I was at a business lunch the other day with a straightlaced accountant and an equally stuffy insurance agent (both white males), trying to promote my law practice when instead, the subject of my writing came up. You see, I’m in that “place” again, where I’m consumed by my characters' voices demanding airtime inside my head. So engrossed have I become with my latest story that I'm having trouble focusing on anything else, including blogging, posting on Facebook or Twitter, or breaking bread with business acquaintances.

I began speaking about my fourth novel in progress, Stage Daughter, something of a tribute to the culturally rich and ethnically diverse Bay Area. I excitedly told them about my biracial main character, a single mom bringing up a troubled twelve-year-old girl. My latest protagonist, Sonya Schoenberg, is a 40-year-old closeted lesbian who swore off men thirteen years ago after seducing and becoming pregnant by Aziz, a handsome, successful business owner who happens to be Muslim. She's a frustrated, fading beauty who, after being discarded by her birth mother, was emotionally abandoned by her adoptive parents once they unexpectedly produced a biological child of their own. So when Sonya's daughter, Razia, sets out to find her father (a man who rejected Sonya in favor of an arranged marriage with a traditional Muslim woman), Sonya feels a deep sense of betrayal. And the fun really begins when Aziz decides he wants to step up and be a dad to his newly-discovered firstborn child.

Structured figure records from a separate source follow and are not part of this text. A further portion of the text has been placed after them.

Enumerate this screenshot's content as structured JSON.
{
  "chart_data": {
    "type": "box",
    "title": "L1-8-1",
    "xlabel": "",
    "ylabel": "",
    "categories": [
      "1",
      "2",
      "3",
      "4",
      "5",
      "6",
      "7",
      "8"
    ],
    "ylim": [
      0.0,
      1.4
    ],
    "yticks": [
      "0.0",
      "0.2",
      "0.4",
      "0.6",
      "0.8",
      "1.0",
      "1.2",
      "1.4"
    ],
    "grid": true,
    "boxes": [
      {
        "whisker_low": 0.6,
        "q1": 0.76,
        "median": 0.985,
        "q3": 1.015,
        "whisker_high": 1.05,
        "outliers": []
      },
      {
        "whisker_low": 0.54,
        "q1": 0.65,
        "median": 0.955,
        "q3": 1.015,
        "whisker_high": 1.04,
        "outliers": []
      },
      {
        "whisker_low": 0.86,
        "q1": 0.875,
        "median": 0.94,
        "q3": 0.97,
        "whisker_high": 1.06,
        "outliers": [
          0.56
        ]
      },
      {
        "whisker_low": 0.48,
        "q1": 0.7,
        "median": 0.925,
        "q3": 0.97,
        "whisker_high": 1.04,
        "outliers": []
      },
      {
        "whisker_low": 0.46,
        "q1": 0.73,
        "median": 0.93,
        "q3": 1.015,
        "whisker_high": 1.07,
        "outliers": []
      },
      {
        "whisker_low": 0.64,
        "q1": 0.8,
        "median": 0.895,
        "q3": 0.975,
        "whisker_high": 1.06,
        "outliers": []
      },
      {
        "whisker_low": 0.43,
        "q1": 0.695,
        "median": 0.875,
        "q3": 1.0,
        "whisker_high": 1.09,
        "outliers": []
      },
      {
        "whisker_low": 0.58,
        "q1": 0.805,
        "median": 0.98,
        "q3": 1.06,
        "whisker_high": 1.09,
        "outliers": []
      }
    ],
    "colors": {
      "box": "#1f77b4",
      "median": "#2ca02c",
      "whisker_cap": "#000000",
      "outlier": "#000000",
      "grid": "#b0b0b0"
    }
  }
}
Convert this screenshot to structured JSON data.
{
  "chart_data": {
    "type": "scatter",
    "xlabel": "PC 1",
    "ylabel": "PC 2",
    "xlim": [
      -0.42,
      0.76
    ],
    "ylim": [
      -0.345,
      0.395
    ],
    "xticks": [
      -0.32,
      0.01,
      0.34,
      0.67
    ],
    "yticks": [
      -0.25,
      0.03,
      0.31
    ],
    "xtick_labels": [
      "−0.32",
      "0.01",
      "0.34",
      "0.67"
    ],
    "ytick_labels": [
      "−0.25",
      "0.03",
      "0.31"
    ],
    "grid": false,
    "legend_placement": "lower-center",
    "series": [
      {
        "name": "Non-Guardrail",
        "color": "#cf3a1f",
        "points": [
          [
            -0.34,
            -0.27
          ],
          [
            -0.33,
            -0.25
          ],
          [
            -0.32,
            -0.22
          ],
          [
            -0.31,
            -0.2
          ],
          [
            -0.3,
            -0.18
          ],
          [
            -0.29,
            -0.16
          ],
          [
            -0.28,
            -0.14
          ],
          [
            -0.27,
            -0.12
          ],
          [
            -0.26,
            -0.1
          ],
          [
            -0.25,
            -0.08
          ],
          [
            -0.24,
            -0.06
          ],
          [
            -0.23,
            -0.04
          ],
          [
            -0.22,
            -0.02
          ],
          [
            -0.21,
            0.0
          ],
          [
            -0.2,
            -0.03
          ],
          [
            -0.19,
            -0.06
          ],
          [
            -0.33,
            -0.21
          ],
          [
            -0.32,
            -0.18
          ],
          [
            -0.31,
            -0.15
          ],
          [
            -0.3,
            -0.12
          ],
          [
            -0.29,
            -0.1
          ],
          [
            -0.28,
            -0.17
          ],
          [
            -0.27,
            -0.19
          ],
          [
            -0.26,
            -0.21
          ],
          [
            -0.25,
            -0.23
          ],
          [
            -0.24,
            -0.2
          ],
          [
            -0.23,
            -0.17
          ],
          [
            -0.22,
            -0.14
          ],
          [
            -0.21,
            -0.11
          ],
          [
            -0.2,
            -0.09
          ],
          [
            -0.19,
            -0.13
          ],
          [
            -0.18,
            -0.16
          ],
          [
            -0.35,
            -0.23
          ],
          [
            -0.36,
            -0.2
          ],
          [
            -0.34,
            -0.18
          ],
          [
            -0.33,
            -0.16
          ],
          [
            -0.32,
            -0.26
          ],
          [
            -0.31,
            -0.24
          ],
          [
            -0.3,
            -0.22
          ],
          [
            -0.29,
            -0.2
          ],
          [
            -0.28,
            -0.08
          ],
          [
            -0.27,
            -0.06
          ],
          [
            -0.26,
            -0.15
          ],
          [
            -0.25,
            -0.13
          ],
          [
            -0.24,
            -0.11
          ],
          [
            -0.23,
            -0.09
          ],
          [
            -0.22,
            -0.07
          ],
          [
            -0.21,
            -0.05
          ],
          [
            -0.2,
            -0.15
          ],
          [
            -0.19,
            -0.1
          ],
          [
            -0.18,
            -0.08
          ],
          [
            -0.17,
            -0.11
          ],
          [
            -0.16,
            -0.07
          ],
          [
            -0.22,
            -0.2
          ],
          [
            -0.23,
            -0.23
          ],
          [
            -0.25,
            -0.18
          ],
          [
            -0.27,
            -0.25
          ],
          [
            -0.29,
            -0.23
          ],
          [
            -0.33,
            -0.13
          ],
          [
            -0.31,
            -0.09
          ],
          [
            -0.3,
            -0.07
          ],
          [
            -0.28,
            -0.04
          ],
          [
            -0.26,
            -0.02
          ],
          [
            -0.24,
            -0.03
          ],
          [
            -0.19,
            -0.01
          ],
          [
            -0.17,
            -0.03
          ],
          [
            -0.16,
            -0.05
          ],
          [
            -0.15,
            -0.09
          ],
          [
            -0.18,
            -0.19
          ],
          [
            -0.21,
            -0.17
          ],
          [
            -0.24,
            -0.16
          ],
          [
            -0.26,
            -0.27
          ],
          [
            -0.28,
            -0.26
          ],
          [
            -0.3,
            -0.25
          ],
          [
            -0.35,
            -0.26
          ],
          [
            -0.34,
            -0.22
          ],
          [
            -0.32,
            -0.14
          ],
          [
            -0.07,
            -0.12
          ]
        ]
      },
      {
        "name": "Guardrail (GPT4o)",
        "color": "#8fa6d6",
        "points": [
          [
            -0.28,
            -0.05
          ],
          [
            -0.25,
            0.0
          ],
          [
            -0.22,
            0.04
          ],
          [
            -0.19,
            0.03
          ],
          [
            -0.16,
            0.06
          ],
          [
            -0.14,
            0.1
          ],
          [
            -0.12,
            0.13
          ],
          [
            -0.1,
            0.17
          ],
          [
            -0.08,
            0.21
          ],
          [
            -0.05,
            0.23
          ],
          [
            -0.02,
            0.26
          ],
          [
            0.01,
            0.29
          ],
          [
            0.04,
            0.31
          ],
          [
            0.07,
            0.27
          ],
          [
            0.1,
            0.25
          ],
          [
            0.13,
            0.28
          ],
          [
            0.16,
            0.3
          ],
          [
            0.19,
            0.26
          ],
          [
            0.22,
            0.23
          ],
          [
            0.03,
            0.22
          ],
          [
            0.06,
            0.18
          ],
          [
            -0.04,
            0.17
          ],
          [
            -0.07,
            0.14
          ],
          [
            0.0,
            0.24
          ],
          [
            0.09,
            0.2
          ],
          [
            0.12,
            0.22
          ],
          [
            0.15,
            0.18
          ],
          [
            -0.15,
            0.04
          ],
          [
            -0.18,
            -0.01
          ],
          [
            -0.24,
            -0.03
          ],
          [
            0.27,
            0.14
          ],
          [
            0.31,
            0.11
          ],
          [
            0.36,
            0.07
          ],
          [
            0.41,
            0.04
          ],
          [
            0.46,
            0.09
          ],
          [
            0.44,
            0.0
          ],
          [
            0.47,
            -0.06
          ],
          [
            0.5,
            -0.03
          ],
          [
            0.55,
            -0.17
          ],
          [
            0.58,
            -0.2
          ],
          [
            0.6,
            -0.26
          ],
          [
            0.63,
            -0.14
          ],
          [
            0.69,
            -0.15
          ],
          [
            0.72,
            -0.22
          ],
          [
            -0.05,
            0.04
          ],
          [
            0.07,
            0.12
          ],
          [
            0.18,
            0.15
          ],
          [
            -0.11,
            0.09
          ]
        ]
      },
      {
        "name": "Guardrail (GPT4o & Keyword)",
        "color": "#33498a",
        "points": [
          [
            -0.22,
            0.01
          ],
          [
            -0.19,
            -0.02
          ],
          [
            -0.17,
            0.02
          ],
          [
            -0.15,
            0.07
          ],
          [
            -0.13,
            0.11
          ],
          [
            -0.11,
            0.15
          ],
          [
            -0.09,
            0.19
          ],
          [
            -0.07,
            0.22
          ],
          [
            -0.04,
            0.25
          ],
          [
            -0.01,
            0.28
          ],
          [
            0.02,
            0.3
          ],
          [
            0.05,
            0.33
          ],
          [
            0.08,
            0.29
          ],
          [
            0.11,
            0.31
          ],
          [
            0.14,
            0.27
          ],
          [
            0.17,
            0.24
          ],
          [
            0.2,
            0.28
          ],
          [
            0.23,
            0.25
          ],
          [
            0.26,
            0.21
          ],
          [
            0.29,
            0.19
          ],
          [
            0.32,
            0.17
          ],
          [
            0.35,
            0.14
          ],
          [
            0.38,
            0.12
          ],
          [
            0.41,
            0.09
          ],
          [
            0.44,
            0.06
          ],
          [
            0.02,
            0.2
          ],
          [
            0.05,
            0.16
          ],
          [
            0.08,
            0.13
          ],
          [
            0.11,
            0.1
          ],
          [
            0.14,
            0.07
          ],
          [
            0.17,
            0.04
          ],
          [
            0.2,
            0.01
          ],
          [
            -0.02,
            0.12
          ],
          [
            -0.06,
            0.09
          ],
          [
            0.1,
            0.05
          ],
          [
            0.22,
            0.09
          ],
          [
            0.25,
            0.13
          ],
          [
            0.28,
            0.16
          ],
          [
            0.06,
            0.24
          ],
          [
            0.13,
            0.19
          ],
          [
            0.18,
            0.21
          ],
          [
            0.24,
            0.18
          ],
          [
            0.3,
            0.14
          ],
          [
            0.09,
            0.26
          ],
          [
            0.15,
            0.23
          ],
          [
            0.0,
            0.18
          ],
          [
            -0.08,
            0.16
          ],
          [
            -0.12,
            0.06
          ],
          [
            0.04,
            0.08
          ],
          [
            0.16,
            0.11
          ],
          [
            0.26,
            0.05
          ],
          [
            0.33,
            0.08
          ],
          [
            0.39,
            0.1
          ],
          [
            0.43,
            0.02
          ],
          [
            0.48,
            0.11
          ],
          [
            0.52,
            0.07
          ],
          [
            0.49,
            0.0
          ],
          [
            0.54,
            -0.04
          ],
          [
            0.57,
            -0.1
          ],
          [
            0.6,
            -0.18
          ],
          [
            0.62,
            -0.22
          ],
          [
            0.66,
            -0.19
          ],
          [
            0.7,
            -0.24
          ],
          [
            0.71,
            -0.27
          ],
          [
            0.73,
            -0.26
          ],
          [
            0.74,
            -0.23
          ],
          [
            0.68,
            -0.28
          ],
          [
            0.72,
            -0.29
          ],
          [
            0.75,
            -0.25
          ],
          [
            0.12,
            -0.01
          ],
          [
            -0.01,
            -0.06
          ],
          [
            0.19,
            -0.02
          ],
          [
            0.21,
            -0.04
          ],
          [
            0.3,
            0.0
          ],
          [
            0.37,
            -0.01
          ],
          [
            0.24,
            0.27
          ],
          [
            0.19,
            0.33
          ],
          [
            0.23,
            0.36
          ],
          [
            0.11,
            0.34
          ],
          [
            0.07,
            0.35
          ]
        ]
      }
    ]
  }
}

“How do you come up with this stuff?” the insurance guy wanted to know. I've heard that some writers look to their dreams for inspiration, but I feel no similar need to venture to “the other side” when real life affords so much rich material. My largely autobiographical first novel, Later With Myself: The Misadventures of Millie Moskowitz, puts on display the dysfunctional circus that was my childhood; my second, An Unexpected Exile, pokes fun at every obsessive, sex-crazed, abusive relationship I ever had (or witnessed) during my twenties. My third novel, The Floater, candidly unveils the professional and personal challenges a mistreated woman faces after struggling to become a lawyer (something I can personally relate to). And at the heart of Stage Daughter is my own slant on what it’s like to mother a smart-mouthed, angst-ridden adolescent.

I'll admit to dishing a kind of reflective personal truth through my stories, which isn't everyone's cup of tea. My novels are characteristically blunt and graphic, and they don't fit into neat “genres” or appeal to specific “markets.” Just as real life rarely conforms to pat expectations, I prefer to offer my own offbeat perspectives on families, relationships, and dreams both dashed and fulfilled. And because I choose not to tailor my story lines or characters to a mass market audience, I may never get published.

What I get instead is the satisfaction of people opening up and telling me their stories. At first, I was surprised to learn that everyone has at least one—including my seemingly conservative lunch companion. The insurance agent sadly recounted how his father finally "came out" just a few years ago, when he was already in his thirties and raising children of his own. His dad had married, had a family, and lived his entire life as a "straight" man, as was expected during that recently bygone era. Sounds like it's got the makings of a best-seller, if you ask me. But, then again, what do I know?